NEW YORK KOREAN FILM FESTIVAL: OFFICE

OFFICE

Hong Won-chan’s OFFICE opens the New York Korean Film Festival on November 6

OFFICE (오피스) (OPISEU) (Hong Won-chan, 2015)
Museum of the Moving Image
35th Ave. at 36th St., Astoria
Friday, November 6, $20, 6:30
Festival runs November 6-11
718-777-6800
www.koreanfilmfestival.org

Following its prestigious midnight film screening at Cannes this past May, Hong Won-chan’s debut feature, Office, is the opening-night selection of the 2015 New York Korean Film Festival, which runs November 6-11 at the Museum of the Moving Image. In the contemporary thriller, written by Choi Yun-jin (Steel Cold Winter), Seoul salaryman Kim Byung-Guk (Bae Seong-woo) calmly comes home from work one night and butchers his family with a hammer. The next morning, Detective Jong-hoon (Park Sung-Woong) arrives at the office with plenty of questions, but no one has much to say about the killer, who was part of sales team #2 — although they are clearly hiding something. Only frazzled, insecure, wide-eyed intern Lee Mirae (Ko Ah-Sung), who had a friendly relationship with Kim, wants to tell the truth, but she keeps her mouth shut, harassed by her boss (Ryu Hyun-Kyung) and director Kim (Kim Eui-sung). When it is discovered that the murderer returned to the office after committing his vicious crime and may still be in the building, the tension ramps up, as does the body count.

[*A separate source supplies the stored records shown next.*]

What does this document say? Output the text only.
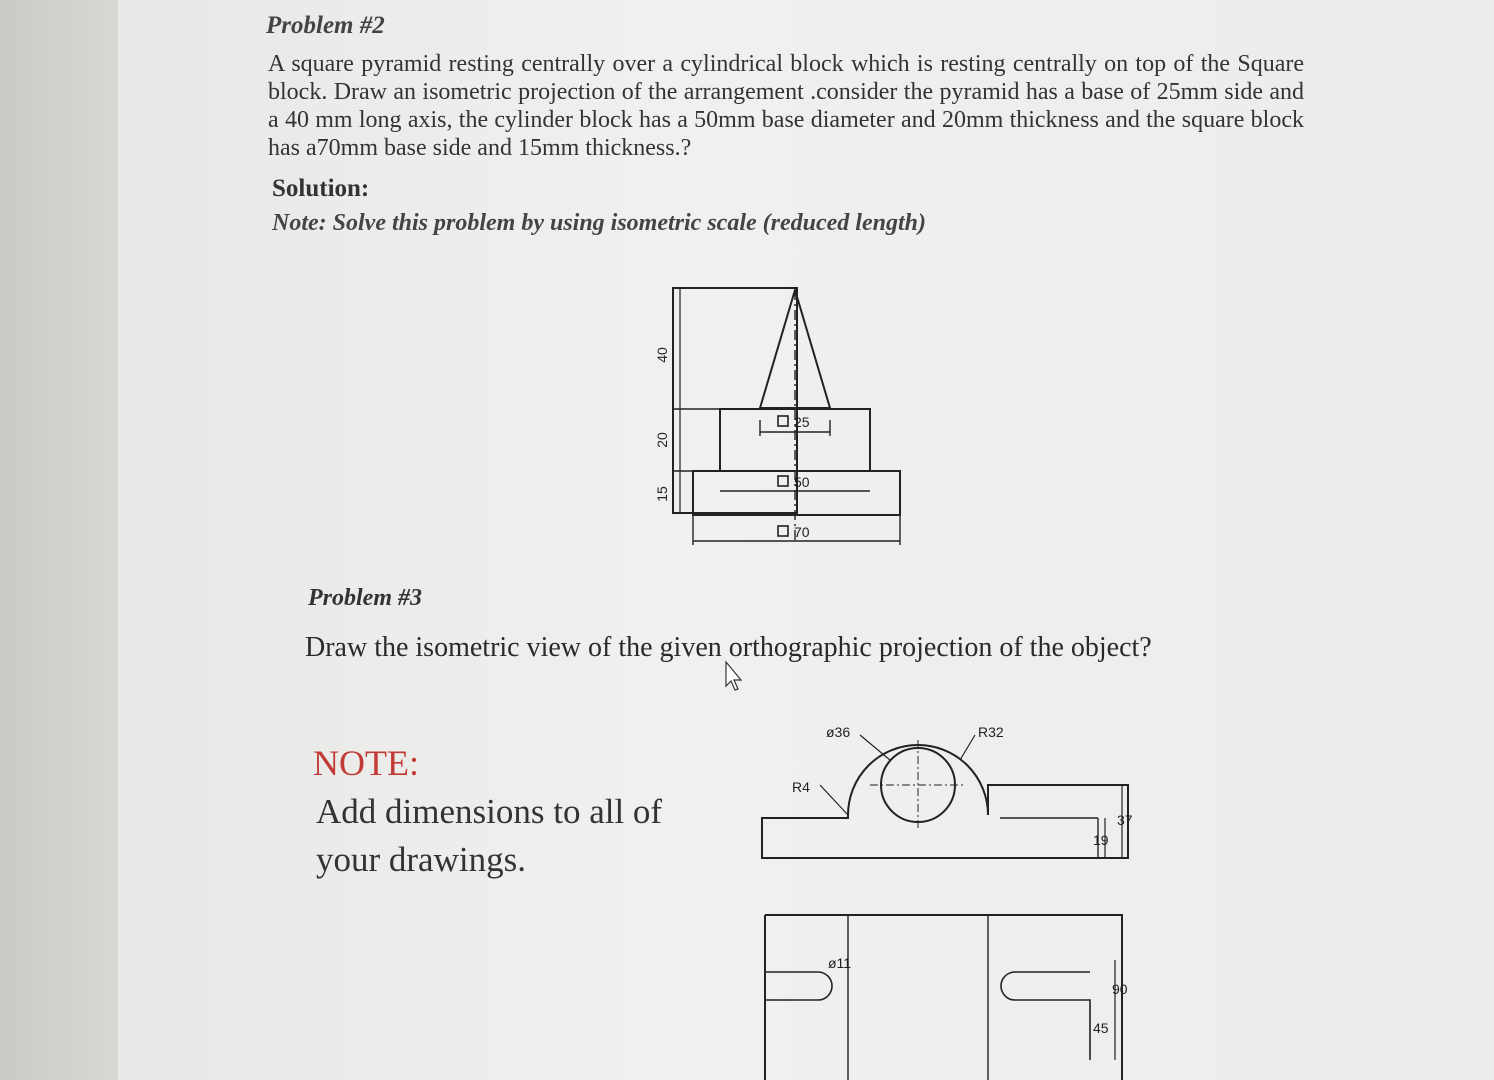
Problem #2

A square pyramid resting centrally over a cylindrical block which is resting centrally on top of the Square block. Draw an isometric projection of the arrangement .consider the pyramid has a base of 25mm side and a 40 mm long axis, the cylinder block has a 50mm base diameter and 20mm thickness and the square block has a70mm base side and 15mm thickness.?

Solution:

Note: Solve this problem by using isometric scale (reduced length)

40
20
15
25
50
70
ø36	R32
R4
37
19
ø11
90
45

Problem #3

Draw the isometric view of the given orthographic projection of the object?

NOTE:

Add dimensions to all of your drawings.
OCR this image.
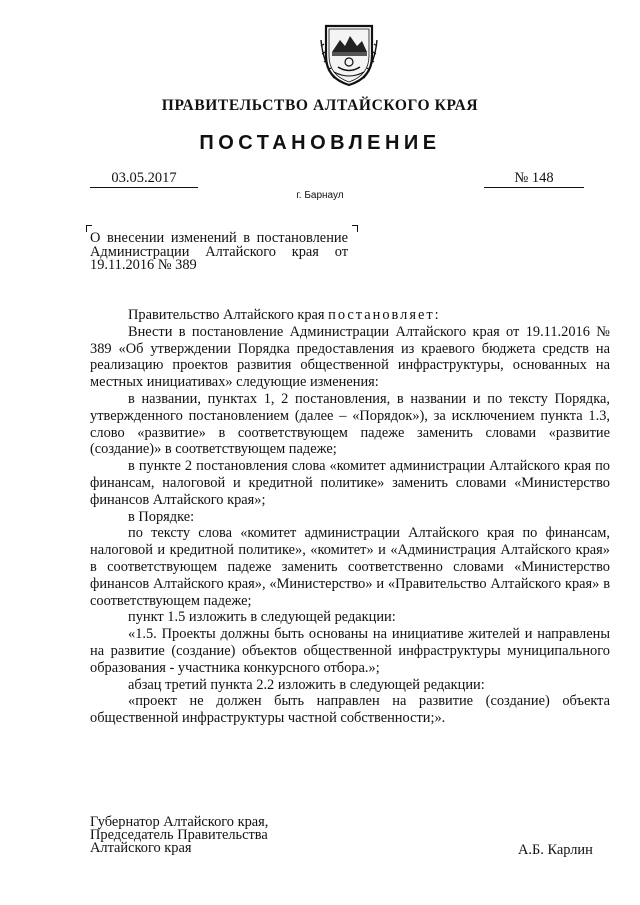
ПРАВИТЕЛЬСТВО АЛТАЙСКОГО КРАЯ
ПОСТАНОВЛЕНИЕ
03.05.2017	№ 148
г. Барнаул
О внесении изменений в постановление Администрации Алтайского края от 19.11.2016 № 389

Правительство Алтайского края постановляет:

Внести в постановление Администрации Алтайского края от 19.11.2016 № 389 «Об утверждении Порядка предоставления из краевого бюджета средств на реализацию проектов развития общественной инфраструктуры, основанных на местных инициативах» следующие изменения:

в названии, пунктах 1, 2 постановления, в названии и по тексту Порядка, утвержденного постановлением (далее – «Порядок»), за исключением пункта 1.3, слово «развитие» в соответствующем падеже заменить словами «развитие (создание)» в соответствующем падеже;

в пункте 2 постановления слова «комитет администрации Алтайского края по финансам, налоговой и кредитной политике» заменить словами «Министерство финансов Алтайского края»;

в Порядке:

по тексту слова «комитет администрации Алтайского края по финансам, налоговой и кредитной политике», «комитет» и «Администрация Алтайского края» в соответствующем падеже заменить соответственно словами «Министерство финансов Алтайского края», «Министерство» и «Правительство Алтайского края» в соответствующем падеже;

пункт 1.5 изложить в следующей редакции:

«1.5. Проекты должны быть основаны на инициативе жителей и направлены на развитие (создание) объектов общественной инфраструктуры муниципального образования - участника конкурсного отбора.»;

абзац третий пункта 2.2 изложить в следующей редакции:

«проект не должен быть направлен на развитие (создание) объекта общественной инфраструктуры частной собственности;».

Губернатор Алтайского края,
Председатель Правительства
Алтайского края	А.Б. Карлин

Hong, who has written such films as Confession of Murder and The Chaser, does a good job skewering the work environment and office politics, a world of identical cubicles where personal lives and relationships take a backseat to the drive to succeed at all costs, even with a killer on the loose, and nearby. “All organizations are the same,” Detective Jong-hoon tells Mirae. “Even us police. . . . It’s all pointless.” Mirae, effectively played by Ko (Snowpiercer, The Host) with a tentative charm, represents the average Korean worker who tries her best but seems doomed never to take that next step onto the fast track. Fraught with concern over Kim’s whereabouts, she is also threatened by the hiring of another, highly competitive intern, Da-min (Son Su-hyun), who is much better liked by everyone. The narrative grows confusing as it jumps back and forth between the present and the past, and there are plot holes that require viewers to make various leaps of faith, but Office is still an intriguing, sharp-looking mystery with a handful of cool shocks and scares that might make you wonder who in your office could be capable of completely flipping out one day. Office is screening November 6 at 6:30 and will be followed by a Q&A with Hong and Ko and a reception. The twelfth annual New York Korean Film Festival, a program of the Korea Society, continues through November 11 with such other films as Shin Su-won’s Madonna, Baik’s The Beauty Inside, and Kang Hyo-jin’s Wonderful Nightmare.